Konserwatyści są źli, że liberalizm pozwala ludziom być kim chcą, kochać kogo chcą, chodzić w sukience lub w garniturze, albo w niczym, jeśli tak im wygodnie. No i że czasem trzeba słuchać ekspertów, a nie wuja Zdzisia z Facebooka. To straszne rzeczy, wiadomo. Więc konserwa się obraziła i teraz udaje, że demokracja to tylko wtedy, gdy wygrywają ich kandydaci.
CO W TYM WSZYSTKIM ŚMIESZNEGO? WSZYSTKO. ALE TEŻ TROCHĘ SMUTNO
Najlepsze jest to, że autor tego tekstu naprawdę wierzy, że konserwatyści byli kiedyś naszymi sojusznikami, a teraz trzeba ich odzyskać. No cóż, powodzenia. To trochę jakby próbować pogodzić się z byłym, który właśnie wrzuca twoje rzeczy do ogniska i krzyczy: „TO DLA TRADYCYJNEJ RODZINY!”
Nie da się uratować porządku świata, który opierał się na tym, że wszyscy udawali, że się lubią, ale tak naprawdę każdy miał ochotę komuś przypieprzyć paragrafem. Konserwatyści zawsze chcieli czegoś innego. Tylko kiedyś im się to mniej opłacało, więc siedzieli cicho.
Teraz, kiedy mogą mówić głośno, że nienawidzą globalnych elit, praw człowieka, migracji i tofu – to to robią. A liberalna lewica siedzi w kącie, pisze eseje i tęskni za rokiem 1997.
CO NA TO LIBERAŁ? CZYLI JA, ZDROWO MYŚLĄCY CZŁOWIEK Z OSTATNIMI RESZTKAMI CIERPLIWOŚCI
Liberalizm nie potrzebuje konserwatystów, żeby istnieć. Potrzebuje odwagi, pomysłów i jaj (metaforycznych, spokojnie). Jeśli lewica i liberałowie będą dalej płakać nad tym, że „kiedyś to było”, to zostanie z nas tylko hasło w podręczniku do historii i żart w memach.
Zamiast płakać, że prawica nas nie kocha – może warto pokazać, że liberalizm to nie użalanie się nad sobą, tylko:
- realna wolność wyboru,
- demokratyczne instytucje,
- otwarte społeczeństwo,
- szacunek do wiedzy,
- i tak, czasem nudne, ale stabilne zasady.
Bo serio – wolę żyć w kraju, gdzie państwo broni twojego prawa do bycia sobą, niż w takim, gdzie rząd tłumaczy, że bicie dzieci to element kultury.
WNIOSKI:
- Artykuł z KP? Za długi, za smutny, za oderwany od realiów.
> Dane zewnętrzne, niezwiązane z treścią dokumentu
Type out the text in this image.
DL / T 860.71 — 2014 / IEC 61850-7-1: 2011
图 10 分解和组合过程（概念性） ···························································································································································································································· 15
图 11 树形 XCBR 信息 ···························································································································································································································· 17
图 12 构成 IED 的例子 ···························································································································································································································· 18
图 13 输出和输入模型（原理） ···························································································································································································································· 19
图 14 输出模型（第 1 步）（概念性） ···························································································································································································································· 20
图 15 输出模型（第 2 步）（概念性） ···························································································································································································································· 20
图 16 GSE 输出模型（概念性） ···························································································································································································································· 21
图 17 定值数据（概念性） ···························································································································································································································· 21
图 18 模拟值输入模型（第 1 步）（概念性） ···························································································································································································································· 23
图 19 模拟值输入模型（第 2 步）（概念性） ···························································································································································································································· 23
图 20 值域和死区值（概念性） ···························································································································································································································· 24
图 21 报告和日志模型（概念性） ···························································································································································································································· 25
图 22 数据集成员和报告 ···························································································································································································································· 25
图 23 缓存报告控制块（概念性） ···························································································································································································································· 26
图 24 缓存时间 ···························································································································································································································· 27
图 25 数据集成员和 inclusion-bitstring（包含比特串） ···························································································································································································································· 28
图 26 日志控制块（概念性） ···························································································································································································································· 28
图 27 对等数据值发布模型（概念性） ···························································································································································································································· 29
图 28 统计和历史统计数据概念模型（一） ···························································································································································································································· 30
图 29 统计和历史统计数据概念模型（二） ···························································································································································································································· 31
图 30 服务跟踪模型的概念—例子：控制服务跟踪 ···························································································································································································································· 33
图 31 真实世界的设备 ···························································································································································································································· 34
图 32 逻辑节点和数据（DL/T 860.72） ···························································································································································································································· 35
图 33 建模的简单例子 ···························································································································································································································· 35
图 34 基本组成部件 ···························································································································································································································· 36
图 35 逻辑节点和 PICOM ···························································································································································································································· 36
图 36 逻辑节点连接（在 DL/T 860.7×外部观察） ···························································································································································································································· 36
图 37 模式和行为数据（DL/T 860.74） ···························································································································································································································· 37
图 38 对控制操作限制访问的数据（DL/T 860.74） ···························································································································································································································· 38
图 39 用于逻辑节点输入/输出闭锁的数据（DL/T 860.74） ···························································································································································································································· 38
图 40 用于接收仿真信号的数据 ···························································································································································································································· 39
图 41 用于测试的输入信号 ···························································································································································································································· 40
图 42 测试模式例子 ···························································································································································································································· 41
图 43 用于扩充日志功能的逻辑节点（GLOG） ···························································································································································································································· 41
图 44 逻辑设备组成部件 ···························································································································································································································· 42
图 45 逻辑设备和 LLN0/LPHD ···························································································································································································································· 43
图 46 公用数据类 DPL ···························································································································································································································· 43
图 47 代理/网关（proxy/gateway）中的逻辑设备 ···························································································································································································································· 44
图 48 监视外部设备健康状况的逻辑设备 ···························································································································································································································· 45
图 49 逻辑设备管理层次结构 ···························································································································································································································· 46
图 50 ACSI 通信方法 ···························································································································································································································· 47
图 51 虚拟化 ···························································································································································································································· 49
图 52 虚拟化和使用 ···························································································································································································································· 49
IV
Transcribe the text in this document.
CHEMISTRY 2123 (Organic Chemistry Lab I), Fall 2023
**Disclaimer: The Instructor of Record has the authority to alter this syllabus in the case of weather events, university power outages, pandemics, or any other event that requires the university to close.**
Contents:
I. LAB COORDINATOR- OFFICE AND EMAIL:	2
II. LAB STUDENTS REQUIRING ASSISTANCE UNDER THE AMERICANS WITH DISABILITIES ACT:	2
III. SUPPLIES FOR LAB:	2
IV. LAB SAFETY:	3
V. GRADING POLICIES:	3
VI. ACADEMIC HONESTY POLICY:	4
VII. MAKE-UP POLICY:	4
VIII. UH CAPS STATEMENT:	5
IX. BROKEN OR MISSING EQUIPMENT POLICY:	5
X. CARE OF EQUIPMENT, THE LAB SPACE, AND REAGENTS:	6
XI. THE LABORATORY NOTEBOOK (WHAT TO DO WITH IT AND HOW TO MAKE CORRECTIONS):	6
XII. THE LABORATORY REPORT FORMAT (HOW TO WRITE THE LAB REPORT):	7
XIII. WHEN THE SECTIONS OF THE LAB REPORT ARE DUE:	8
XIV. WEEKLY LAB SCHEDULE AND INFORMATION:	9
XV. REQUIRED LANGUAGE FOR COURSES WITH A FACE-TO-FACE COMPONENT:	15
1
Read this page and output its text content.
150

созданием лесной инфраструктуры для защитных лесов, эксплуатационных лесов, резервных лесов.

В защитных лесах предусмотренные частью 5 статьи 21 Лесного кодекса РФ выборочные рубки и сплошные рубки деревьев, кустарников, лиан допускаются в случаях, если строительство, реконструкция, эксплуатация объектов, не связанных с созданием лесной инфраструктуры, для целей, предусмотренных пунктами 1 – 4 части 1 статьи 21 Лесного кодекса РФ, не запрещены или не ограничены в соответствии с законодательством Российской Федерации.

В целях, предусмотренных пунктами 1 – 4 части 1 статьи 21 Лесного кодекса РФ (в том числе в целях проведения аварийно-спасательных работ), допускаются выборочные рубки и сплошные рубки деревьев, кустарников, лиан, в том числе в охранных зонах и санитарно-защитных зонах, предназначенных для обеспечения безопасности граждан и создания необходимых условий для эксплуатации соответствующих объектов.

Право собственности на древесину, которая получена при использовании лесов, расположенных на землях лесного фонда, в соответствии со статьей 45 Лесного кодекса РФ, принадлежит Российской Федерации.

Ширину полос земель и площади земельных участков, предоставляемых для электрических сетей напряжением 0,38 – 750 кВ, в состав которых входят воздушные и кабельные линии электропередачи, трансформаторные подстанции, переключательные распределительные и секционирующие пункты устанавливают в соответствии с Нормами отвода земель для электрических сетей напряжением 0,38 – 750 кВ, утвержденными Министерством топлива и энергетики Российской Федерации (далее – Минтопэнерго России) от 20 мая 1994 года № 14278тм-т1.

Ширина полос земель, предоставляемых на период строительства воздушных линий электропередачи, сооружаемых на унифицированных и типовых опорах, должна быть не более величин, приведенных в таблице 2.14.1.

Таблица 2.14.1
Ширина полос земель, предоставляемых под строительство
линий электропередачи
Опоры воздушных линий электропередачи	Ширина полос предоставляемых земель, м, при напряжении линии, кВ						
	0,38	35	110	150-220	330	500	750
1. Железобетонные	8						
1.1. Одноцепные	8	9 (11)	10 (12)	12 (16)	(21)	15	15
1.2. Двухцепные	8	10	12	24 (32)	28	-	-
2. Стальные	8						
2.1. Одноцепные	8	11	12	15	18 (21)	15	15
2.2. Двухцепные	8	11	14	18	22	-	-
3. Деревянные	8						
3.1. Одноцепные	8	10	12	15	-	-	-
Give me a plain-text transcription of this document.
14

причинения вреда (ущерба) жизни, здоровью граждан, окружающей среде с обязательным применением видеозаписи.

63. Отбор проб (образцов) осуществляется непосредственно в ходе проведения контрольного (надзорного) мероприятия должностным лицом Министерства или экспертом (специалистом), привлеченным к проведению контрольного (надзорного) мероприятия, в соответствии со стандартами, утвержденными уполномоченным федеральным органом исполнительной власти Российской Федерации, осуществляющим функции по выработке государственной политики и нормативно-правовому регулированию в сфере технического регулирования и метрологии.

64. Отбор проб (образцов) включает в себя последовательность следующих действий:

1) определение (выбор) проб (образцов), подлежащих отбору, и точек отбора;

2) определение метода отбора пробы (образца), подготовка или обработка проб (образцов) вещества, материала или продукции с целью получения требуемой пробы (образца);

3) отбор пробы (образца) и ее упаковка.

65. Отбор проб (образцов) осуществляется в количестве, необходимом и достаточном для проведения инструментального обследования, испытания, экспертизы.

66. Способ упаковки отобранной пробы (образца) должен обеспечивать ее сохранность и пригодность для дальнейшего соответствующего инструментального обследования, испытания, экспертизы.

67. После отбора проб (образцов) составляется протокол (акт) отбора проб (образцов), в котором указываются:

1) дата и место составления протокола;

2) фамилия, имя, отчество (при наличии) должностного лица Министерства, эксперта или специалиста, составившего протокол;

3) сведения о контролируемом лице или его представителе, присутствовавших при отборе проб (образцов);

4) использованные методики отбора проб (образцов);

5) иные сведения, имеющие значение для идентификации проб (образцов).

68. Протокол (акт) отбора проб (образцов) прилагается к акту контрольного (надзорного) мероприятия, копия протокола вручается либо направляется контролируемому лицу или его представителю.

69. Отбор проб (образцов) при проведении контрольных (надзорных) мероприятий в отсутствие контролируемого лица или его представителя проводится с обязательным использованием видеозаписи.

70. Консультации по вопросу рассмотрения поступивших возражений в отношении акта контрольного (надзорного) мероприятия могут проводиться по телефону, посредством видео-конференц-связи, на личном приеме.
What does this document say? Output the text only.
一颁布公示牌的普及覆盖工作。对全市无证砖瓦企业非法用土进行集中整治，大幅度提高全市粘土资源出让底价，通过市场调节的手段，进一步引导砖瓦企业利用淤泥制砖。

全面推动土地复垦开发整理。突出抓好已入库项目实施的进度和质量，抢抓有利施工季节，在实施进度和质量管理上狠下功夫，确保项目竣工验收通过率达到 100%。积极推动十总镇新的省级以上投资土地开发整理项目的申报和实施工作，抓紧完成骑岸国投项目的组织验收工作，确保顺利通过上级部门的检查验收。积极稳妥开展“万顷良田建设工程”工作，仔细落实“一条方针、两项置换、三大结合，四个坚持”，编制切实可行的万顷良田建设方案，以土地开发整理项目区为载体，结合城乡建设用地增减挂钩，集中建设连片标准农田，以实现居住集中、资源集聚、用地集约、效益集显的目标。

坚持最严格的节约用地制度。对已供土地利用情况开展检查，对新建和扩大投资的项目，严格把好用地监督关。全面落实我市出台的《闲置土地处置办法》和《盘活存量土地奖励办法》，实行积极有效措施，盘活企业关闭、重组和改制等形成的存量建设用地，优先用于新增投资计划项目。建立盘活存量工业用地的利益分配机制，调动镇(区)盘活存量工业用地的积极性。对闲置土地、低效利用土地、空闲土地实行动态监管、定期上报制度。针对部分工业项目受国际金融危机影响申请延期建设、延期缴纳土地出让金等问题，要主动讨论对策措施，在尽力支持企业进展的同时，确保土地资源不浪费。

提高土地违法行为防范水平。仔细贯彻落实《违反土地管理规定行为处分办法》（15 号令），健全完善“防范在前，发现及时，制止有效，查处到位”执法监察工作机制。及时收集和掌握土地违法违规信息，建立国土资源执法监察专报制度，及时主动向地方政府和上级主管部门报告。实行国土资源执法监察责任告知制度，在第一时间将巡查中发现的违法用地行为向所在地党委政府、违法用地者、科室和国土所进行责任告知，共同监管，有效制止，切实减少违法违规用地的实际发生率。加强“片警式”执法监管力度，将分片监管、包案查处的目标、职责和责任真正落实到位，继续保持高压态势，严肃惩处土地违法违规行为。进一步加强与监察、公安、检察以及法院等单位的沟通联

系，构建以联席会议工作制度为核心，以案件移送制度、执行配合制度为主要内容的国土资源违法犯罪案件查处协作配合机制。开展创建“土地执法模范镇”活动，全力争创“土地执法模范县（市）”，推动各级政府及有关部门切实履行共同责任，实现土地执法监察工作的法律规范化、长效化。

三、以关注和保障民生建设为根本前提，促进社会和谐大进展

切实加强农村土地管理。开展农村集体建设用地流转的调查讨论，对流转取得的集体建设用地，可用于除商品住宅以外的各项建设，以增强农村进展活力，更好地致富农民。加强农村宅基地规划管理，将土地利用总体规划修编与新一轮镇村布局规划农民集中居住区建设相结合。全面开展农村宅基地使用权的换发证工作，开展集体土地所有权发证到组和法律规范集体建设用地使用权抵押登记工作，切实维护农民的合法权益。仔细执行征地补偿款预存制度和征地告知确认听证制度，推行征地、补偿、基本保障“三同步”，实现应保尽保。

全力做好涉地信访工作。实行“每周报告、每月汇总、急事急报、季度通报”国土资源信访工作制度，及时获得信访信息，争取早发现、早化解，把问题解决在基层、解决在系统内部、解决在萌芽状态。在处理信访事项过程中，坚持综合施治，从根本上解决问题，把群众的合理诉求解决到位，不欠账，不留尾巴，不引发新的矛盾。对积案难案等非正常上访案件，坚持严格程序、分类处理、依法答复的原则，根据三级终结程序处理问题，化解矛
- Liberalizm nie umiera, tylko czeka, aż ktoś go obudzi z drzemki.
- Konserwatyści nie są zagubieni – oni po prostu idą swoją drogą.
- A my? Zamiast płakać, może pora wreszcie wrócić do gry. Ale z nowym scenariuszem.
Krzysztof Bielejewski

W pełni podzielam diagnozę autora i widzę, ze takich politologów nam się namnożyło i kraczą, ze PiS z Konfederacja w 2027 wygra bo naród głupi. A może warto postawić na społeczeństwo obywatelskie (stając się jednym z tych obywateli) I zakasać rękawy i nie biadolić tylko pogonić populistów nie tylko wspaniałymi argumentami, ale realna sprawczoscia polityczna.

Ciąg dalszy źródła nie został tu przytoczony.